By no means is this a confessional blog. Nor is it a diary in any conventional sense, but more a collection of ruminations, comment, anecdote and sheer, as the French would say, 'Quois?'. Yet, I've noticed in blogs of those other genres that while you sometimes find almost unhealthy levels of intimacy, you never come across the one rite of passage that secures entry into a far richer world. Yes, I'm talking about swearing. That delicious, satisfying, almost primal use of language that in one vivid utterance gives healthy vent to anger, relieves stress and pours soothing balm on pain. Without it, how could we express outrage so succinctly, or be so fully, extraordinarily human? Ignorant people (including but not limited to: the US Federal Communications Commission, OFCOM & the writers of the books of Genesis and Leviticus) all fail to grasp the profound nature of swearing, perceiving it within narrowly moralistic and literal confines. Yet the science behind swearing reveals it to be far more complex.
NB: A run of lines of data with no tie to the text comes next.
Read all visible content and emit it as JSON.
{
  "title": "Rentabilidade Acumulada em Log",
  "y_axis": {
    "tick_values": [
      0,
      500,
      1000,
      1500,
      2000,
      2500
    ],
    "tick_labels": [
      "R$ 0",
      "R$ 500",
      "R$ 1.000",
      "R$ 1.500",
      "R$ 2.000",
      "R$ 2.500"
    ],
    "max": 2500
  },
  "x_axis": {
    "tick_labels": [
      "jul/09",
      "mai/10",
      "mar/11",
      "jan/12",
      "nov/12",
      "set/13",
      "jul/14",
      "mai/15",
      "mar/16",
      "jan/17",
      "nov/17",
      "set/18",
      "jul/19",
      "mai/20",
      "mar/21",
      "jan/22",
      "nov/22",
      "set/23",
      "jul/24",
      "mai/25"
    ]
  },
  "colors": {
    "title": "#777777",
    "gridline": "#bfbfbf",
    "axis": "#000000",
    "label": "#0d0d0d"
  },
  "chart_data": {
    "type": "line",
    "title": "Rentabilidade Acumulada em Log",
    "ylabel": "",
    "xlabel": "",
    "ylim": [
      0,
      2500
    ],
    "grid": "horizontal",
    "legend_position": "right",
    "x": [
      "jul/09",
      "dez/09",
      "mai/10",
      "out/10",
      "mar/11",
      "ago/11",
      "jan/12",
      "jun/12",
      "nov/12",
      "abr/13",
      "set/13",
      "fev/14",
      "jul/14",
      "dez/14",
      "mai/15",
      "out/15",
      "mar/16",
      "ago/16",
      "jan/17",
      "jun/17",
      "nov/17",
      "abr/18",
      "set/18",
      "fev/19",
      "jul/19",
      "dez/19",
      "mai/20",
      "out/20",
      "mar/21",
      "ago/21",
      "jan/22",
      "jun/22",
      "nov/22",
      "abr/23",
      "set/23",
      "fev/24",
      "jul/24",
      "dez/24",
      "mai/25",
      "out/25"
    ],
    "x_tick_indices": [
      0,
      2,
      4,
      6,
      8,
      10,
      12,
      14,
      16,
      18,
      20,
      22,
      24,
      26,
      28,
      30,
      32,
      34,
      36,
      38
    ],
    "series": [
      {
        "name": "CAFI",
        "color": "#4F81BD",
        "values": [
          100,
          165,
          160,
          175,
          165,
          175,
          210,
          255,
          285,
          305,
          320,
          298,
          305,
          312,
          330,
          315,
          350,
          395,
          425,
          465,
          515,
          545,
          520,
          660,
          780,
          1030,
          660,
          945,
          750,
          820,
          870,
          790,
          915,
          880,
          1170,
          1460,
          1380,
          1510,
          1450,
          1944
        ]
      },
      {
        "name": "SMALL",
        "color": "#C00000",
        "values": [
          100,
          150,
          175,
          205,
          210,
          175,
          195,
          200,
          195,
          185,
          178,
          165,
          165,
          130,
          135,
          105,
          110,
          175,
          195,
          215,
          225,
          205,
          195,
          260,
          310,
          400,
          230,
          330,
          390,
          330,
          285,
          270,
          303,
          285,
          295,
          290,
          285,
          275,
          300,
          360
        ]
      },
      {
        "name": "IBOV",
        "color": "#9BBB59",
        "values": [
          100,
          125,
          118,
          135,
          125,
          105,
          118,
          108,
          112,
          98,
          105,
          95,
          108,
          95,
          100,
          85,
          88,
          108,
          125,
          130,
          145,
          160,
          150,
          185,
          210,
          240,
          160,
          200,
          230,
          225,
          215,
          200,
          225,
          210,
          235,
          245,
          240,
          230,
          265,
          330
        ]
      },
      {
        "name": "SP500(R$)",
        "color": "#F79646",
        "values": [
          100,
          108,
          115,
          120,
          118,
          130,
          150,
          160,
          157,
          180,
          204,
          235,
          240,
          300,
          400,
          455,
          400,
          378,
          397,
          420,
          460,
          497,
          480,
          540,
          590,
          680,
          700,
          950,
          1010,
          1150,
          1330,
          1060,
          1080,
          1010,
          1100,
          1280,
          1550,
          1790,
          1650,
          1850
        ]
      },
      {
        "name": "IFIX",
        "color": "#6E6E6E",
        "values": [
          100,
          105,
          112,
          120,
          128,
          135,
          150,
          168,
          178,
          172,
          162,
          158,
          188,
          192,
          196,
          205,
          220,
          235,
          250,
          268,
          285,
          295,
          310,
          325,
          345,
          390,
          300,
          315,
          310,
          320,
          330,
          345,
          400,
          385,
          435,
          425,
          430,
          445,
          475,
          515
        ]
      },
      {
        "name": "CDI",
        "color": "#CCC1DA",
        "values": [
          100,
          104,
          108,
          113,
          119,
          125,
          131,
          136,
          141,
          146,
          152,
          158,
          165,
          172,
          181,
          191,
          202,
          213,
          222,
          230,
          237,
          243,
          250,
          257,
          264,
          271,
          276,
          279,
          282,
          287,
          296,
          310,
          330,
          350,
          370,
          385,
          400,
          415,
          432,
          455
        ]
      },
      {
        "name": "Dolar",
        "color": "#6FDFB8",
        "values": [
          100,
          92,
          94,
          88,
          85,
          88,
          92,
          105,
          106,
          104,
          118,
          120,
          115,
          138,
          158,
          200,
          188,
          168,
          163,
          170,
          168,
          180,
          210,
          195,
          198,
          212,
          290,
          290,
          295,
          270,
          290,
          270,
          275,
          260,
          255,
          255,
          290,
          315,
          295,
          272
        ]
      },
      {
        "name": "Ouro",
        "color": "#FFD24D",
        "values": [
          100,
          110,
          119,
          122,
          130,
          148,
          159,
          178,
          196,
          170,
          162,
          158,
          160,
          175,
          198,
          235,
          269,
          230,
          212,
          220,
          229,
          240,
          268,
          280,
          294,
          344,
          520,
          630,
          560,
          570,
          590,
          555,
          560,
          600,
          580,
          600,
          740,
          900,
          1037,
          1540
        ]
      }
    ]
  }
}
In his wonderful new book, The Stuff of Thought, the evolutionary psychologist Steven Pinker observes that swearing comes from a different part of the brain to that of our articulate language and reasoning system, believing it to originate from a much more ancient part of our emotional centre and possibly located in the amygdala organ in the frontal lobe of the brain (yes, it does sound like a character from one of the less successful Star Wars films). Certainly what reinforces this is that victims of strokes who have lost their linguistic facility are often found still able to curse. It is a fundamental and hardwired part of our existence.
So, seeing that swearing is such a vital part of our human lot, I hope to start a trend by revealing my first obscenity (which surely ought to be as memorable as all our other significant 'firsts'). Summer 1983. I was eight years-old and walking with my mother and younger sister to my grandparents' house. The sun was glorious, the trees on the seaside hill verdant, and so I felt completely at ease to tell the joke I had innocently heard from DW and CR at primary school earlier that week: A boy was watching his father (who was in a hurry to get to work) shave, one morning. The father was late and rushing and inevitably cut himself with the razor. 'F*ck', he said. Exiting the bathroom and in a bad mood, he lost footing on the stairs and hissed, 'Sh*t'. The father left, and the boy, perhaps an instinctive practitioner of journalism, ran excitedly to his mother to report, 'Mom, mom. Guess what happened? Daddy just cut himself with a f*ck and then he fell down the sh*t'.
Stopping suddenly and without explaining, my mother firmly told me never, ever, to repeat that joke again. I still laugh, no longer at the joke of course, but just at the beautiful irony of my innocent self telling it, and at my sterling mother's composed surprise.